Muaccel bir borcun borçlusu, alacaklının ihtarıyla temerrüde düşer. Borcun ifa edileceği gün, birlikte belirlenmiş (kesin vade bulunması) veya sözleşmede saklı tutulan bir hakka dayanarak taraflardan biri usulüne uygun bir bildirimde bulunmak suretiyle belirlemişse, bu günün geçmesiyle; haksız fiilde fiilin işlendiği, sebepsiz zenginleşmede ise zenginleşmenin gerçekleştiği tarihte borçlu temerrüde düşmüş olur.

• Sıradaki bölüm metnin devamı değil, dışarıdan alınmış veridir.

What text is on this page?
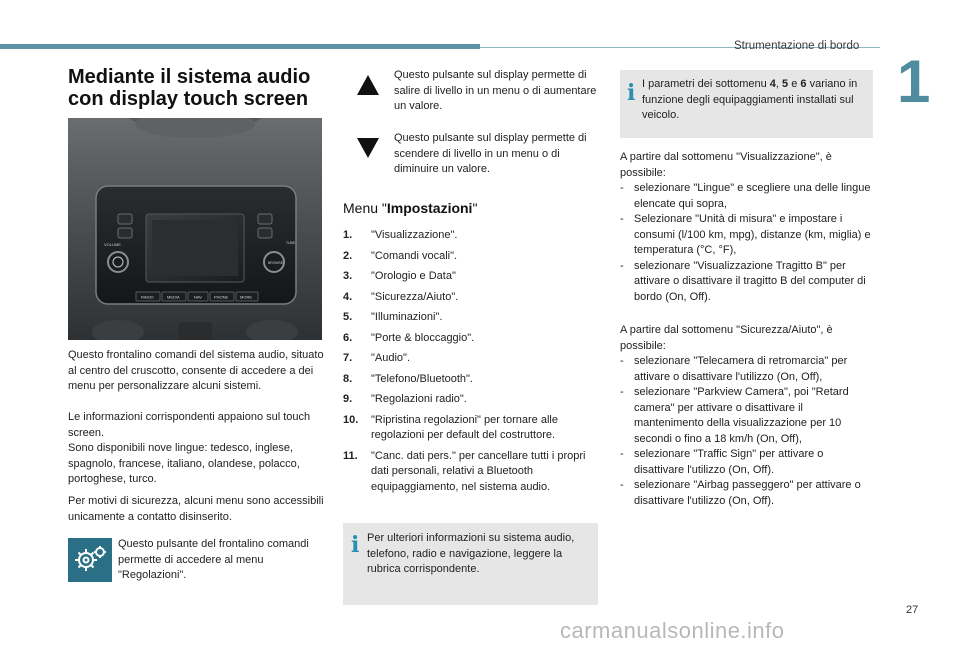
Strumentazione di bordo
1
Mediante il sistema audio con display touch screen
VOLUME
BROWSE
TUNE
RADIO	MEDIA	NAV	PHONE	MORE
Questo frontalino comandi del sistema audio, situato al centro del cruscotto, consente di accedere a dei menu per personalizzare alcuni sistemi.
Le informazioni corrispondenti appaiono sul touch screen.
Sono disponibili nove lingue: tedesco, inglese, spagnolo, francese, italiano, olandese, polacco, portoghese, turco.
Per motivi di sicurezza, alcuni menu sono accessibili unicamente a contatto disinserito.
Questo pulsante del frontalino comandi permette di accedere al menu "Regolazioni".
Questo pulsante sul display permette di salire di livello in un menu o di aumentare un valore.
Questo pulsante sul display permette di scendere di livello in un menu o di diminuire un valore.
Menu "Impostazioni"
1. "Visualizzazione".
2. "Comandi vocali".
3. "Orologio e Data"
4. "Sicurezza/Aiuto".
5. "Illuminazioni".
6. "Porte & bloccaggio".
7. "Audio".
8. "Telefono/Bluetooth".
9. "Regolazioni radio".
10. "Ripristina regolazioni" per tornare alle regolazioni per default del costruttore.
11. "Canc. dati pers." per cancellare tutti i propri dati personali, relativi a Bluetooth equipaggiamento, nel sistema audio.
i Per ulteriori informazioni su sistema audio, telefono, radio e navigazione, leggere la rubrica corrispondente.
i I parametri dei sottomenu 4, 5 e 6 variano in funzione degli equipaggiamenti installati sul veicolo.
A partire dal sottomenu "Visualizzazione", è possibile:
- selezionare "Lingue" e scegliere una delle lingue elencate qui sopra,
- Selezionare "Unità di misura" e impostare i consumi (l/100 km, mpg), distanze (km, miglia) e temperatura (°C, °F),
- selezionare "Visualizzazione Tragitto B" per attivare o disattivare il tragitto B del computer di bordo (On, Off).
A partire dal sottomenu "Sicurezza/Aiuto", è possibile:
- selezionare "Telecamera di retromarcia" per attivare o disattivare l'utilizzo (On, Off),
- selezionare "Parkview Camera", poi "Retard camera" per attivare o disattivare il mantenimento della visualizzazione per 10 secondi o fino a 18 km/h (On, Off),
- selezionare "Traffic Sign" per attivare o disattivare l'utilizzo (On, Off).
- selezionare "Airbag passeggero" per attivare o disattivare l'utilizzo (On, Off).
27
carmanualsonline.info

Ancak, sebepsiz zenginleşenin iyiniyetli olduğu hâllerde temerrüt için bildirim şarttır. (TBK 117. madde) Kesin vade olmadığı gibi temerrüde düşüren ihtarname de çekilmeden icra takibi yapılmış ise, takip tarihinde temerrüt gerçekleşir. (11.12.1957 tarih 17/29 sayılı İçihadı Birleştirme Kararı) Temerrüde esas icra takibi de bulunmuyorsa dava tarihinde temerrüt gerçekleşir.
Somut olayda; davacılar tarafından davalı tarafa keşide edilen ... 3. Noterliği"nin 14/02/2013 tarihli ve ... yevmiye numaralı ihtarnamesi ile, davalı kurum tarafından tahsil edilen 131.600,00 TL taviz bedelinin, bahse konu ihtarnamenin tebliği tarihinden itibaren 7 gün içinde taraflarına iadesinin talep edildiği ve ihtarnamenin de davalı ..."ne 18/02/2013 tarihinde tebliğ edildiği, buna rağmen mahkemece, hükmedilen alacağa 16/11/2011 tarihinden itibaren faiz işletildiği anlaşılmıştır.
Hal böyle olunca, mahkemece; 14/02/2013 tarihli temerrüt ihtarında tanınan süre gözetilerek, bu süre sonunda temerrüdün gerçekleştiği dikkate alınarak, hükmedilen asıl alacağa ilişkin faiz başlangıç tarihinin, süre bitiminden itibaren başlatılması gerekirken, eksik inceleme ve yanılgılı değerlendirme ile yazılı şekilde 16/11/2011 tarihinden geçerli faize hükmedilmesi doğru görülmemiş, bozmayı gerektirmiştir.
Açıklanan nedenlerle, mahkeme kararının bu gerekçeler ile bozulması gerekirken, zuhulen onandığı Dairemizce bu defa yapılan yeniden inceleme sonucu anlaşıldığından; davalı vekilinin bu yöne ilişkin karar düzeltme isteminin kabulü ile Dairemizin 04.02.2019 tarihli ve 2018/7918 K. - 2019/668 K. sayılı onama ilamı kaldırılarak, hükmün bozulmasına karar vermek gerekmiştir.
SONUÇ: Yukarıda birinci bentte açıklanan nedenlerle davalı vekilinin sair karar düzeltme istemlerinin REDDİNE, ikinci bentte açıklanan nedenlerle HUMK"nın 440. maddesi gereğince davalı vekilinin karar düzeltme isteminin kabulü ile Dairemizin 04.02.2019 tarihli ve 2019/7918 E. - 2019/668 K. sayılı onama ilamı kaldırılarak mahkeme kararının BOZULMASINA, peşin alınan karar düzeltme harcının istek halinde karar düzeltme isteyene iadesine, 20/01/2020 tarihinde oy birliğiyle karar verildi.